Mounting evidence shows that congenital single-sided deafness impairs binaural cues, speech perception, and language acquisition. Therapeutic approaches, including unilateral cochlear implantation, do not fully restore these functions and the mechanisms underlying this imbalance remain unknown. Patient imaging and electrophysiology data reveal asymmetric activation patterns between the auditory cortices of unilateral implant users, with hemispheric activation asymmetries persisting even years after initial implantation. These asymmetries in activation correlate with poorer speech perception outcomes, likely due to plasticity changes from uneven cochlear input. Similar distortions appear in animal models of monaural deprivation, including disrupted tonotopy and weakened binaural integration. Many animal models of hearing restoration in single-sided deafness mainly rely on obstructing the auditory canal, causing in most cases only partial monaural deprivation. A controllable genetic model of reversible single-sided deafness would thus be beneficial to decipher how unilateral and bilateral hearing restoration differentially alter cortical circuits after defined deafness durations.

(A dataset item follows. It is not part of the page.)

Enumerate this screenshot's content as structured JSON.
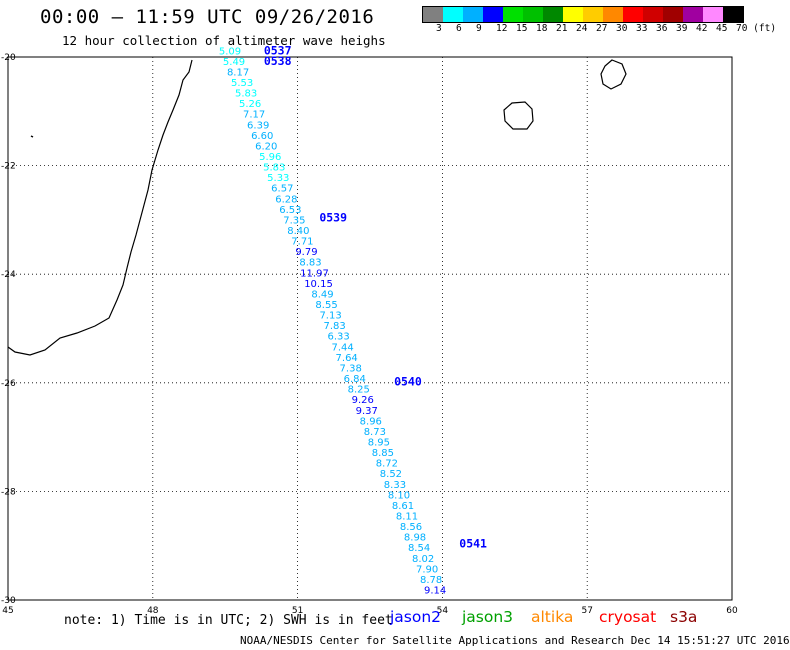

Here, we established a genetic mouse model of hearing restoration following deafness paired with cochlear trauma via injection into the round window. This methodology generates cohorts with left-ear, right-ear, or bilateral hearing restoration at chosen postnatal ages, enabling exact control over hearing recovery onset, side, and duration. This model provides a platform for detailed molecular and functional studies of unilateral and bilateral hearing restoration, revealing the circuit features that give rise to asymmetries in auditory processing.